Building From Source

If you would like to build this project from source you can run the following to install the artifact to your local maven repository.

mvn install

If you would just like to build the jar in the source directory, you can run

mvn package

However, for general usage, pulling a pre-built jar from maven is recommended.

If you would like to run SnowflakeIngestBasicExample.java or SnowflakeStreamingIngestExample.java in the example folder, please edit pom.xml and change the scope of the dependency slf4j-simple from test to runtime in order to enable console log output.

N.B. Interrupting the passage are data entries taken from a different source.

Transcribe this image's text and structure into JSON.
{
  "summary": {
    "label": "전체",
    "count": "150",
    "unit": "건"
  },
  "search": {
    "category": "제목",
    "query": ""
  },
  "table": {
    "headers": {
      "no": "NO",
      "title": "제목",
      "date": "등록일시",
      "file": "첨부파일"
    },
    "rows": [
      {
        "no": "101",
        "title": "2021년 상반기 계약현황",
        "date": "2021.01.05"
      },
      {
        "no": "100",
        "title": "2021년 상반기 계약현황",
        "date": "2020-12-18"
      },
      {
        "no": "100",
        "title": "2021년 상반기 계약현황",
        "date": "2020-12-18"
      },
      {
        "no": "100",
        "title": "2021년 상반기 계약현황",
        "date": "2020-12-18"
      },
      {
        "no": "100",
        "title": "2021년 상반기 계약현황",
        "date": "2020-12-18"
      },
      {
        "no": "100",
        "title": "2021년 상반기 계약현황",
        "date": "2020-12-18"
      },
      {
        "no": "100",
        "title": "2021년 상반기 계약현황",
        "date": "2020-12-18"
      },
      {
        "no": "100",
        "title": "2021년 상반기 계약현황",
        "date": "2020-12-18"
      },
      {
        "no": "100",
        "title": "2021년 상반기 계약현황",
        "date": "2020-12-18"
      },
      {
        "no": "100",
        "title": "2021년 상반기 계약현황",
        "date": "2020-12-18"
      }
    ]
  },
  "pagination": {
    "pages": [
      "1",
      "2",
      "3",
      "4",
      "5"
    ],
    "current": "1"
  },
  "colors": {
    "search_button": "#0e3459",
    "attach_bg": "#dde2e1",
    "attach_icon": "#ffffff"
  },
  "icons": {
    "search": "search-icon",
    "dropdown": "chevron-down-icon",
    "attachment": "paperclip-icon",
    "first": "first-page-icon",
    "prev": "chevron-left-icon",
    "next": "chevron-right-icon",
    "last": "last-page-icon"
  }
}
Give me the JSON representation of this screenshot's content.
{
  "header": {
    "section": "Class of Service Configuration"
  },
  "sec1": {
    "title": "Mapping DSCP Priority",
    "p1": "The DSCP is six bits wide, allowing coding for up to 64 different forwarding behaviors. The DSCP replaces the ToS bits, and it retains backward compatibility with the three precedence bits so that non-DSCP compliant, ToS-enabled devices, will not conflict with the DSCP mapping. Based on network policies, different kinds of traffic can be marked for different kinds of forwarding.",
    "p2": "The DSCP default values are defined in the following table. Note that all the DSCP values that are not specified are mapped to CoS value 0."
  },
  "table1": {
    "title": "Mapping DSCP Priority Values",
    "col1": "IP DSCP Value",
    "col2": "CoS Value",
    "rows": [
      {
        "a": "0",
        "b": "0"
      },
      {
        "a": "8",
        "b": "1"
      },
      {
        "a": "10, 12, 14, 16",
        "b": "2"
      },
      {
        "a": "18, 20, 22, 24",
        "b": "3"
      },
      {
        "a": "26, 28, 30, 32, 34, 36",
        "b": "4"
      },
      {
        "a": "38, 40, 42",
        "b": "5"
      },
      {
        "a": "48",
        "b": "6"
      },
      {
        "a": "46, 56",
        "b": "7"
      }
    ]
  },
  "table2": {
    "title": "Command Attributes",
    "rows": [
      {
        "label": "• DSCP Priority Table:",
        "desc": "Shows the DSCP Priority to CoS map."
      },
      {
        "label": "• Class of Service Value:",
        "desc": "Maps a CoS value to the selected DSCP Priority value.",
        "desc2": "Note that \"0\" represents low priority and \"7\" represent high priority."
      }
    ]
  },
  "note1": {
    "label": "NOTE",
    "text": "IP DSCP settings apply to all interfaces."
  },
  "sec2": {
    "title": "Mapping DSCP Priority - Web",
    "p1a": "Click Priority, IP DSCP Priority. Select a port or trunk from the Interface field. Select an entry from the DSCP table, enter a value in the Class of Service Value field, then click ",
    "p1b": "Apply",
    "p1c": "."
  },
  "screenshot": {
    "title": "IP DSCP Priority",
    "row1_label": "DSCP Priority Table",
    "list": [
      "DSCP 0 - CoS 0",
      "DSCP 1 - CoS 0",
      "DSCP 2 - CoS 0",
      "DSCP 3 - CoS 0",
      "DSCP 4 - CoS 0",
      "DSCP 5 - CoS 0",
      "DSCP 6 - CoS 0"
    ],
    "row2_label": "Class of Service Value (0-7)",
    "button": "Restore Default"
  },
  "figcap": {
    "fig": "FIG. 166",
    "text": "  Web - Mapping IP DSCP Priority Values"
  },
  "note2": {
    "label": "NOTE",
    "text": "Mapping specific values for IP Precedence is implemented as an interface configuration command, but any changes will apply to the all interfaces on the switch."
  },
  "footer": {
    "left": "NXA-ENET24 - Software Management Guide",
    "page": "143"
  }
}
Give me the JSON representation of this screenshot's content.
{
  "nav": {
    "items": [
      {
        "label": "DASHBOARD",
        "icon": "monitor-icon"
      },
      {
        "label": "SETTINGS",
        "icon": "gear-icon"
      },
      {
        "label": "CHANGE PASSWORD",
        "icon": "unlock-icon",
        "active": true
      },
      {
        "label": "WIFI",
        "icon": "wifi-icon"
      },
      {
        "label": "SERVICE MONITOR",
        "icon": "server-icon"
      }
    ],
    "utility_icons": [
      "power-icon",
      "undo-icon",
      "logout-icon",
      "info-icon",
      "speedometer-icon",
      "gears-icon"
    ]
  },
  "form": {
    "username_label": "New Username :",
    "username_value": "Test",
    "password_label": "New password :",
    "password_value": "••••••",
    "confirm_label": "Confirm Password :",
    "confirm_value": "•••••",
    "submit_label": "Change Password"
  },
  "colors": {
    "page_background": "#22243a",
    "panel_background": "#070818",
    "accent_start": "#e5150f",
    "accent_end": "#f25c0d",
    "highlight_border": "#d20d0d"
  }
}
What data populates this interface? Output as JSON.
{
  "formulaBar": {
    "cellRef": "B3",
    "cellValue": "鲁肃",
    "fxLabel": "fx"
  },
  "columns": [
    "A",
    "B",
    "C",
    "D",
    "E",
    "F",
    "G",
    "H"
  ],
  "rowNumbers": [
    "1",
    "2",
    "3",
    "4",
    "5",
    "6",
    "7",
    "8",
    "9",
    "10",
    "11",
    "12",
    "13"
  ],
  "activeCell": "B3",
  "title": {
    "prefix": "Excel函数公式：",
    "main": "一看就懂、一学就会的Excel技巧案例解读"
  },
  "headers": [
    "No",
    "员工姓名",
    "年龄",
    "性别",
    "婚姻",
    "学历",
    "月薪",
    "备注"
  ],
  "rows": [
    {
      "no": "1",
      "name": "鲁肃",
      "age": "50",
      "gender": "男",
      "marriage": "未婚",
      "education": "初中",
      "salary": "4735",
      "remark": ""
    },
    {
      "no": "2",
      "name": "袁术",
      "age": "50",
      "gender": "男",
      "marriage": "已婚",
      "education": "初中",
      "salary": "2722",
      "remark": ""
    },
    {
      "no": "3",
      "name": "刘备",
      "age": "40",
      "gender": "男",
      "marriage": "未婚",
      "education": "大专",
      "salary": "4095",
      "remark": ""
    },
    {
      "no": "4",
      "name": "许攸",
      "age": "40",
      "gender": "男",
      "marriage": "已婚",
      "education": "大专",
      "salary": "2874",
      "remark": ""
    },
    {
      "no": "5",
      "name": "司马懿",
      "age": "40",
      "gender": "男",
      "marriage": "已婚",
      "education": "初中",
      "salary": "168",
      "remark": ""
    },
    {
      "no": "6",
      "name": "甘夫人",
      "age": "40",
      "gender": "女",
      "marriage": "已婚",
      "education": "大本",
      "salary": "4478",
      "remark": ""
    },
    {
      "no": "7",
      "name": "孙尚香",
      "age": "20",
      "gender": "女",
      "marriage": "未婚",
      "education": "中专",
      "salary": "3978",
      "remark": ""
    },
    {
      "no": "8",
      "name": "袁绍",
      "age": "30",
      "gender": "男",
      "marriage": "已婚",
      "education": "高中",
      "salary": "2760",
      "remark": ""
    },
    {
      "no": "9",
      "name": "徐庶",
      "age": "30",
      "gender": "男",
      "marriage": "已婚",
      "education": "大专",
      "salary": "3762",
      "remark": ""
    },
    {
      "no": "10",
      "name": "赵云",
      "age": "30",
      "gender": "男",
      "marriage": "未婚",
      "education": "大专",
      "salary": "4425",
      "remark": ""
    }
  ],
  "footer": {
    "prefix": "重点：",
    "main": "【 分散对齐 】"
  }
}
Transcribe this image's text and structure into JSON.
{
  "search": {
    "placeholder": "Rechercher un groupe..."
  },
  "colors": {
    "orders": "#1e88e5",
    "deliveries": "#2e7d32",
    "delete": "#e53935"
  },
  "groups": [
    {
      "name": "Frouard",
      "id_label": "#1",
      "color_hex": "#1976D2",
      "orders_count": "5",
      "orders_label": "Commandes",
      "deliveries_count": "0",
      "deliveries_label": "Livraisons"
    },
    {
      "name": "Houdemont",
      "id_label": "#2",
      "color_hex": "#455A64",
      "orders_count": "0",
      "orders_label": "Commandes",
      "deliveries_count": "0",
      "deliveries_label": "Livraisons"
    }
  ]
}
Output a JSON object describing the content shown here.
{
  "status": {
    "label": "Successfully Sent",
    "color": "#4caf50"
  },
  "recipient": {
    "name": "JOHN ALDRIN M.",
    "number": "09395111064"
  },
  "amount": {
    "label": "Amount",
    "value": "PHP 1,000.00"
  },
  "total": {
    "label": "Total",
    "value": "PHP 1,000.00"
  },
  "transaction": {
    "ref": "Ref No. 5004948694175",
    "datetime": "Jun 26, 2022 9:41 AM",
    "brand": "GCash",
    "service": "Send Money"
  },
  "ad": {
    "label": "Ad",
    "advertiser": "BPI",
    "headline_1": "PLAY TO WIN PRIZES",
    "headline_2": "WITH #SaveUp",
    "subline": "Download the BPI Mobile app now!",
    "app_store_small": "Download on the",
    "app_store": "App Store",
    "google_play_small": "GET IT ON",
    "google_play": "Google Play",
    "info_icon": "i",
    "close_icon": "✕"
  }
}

Testing (SimpleIngestIT Test)

  • Modify TestUtils.java file and replace PROFILE_PATH with profile.json.example for testing.

    • profile.json is used because an encrypted file will be decrypted for Github Actions testing. Check End2EndTest.yml
  • Use an unencrypted version(Only for testing) of private key while generating keys(private and public pair) using OpenSSL.

Contributing to this repo

Each PR must pass all required github action merge gates before approval and merge. In addition to those tests, you will need:

  • Formatter: run this script ./format.sh from root
  • CLA: all contributers must sign the Snowflake CLA. This is a one time signature, please provide your email so we can work with you to get this signed after you open a PR.

Thank you for contributing! We will review and approve PRs as soon as we can.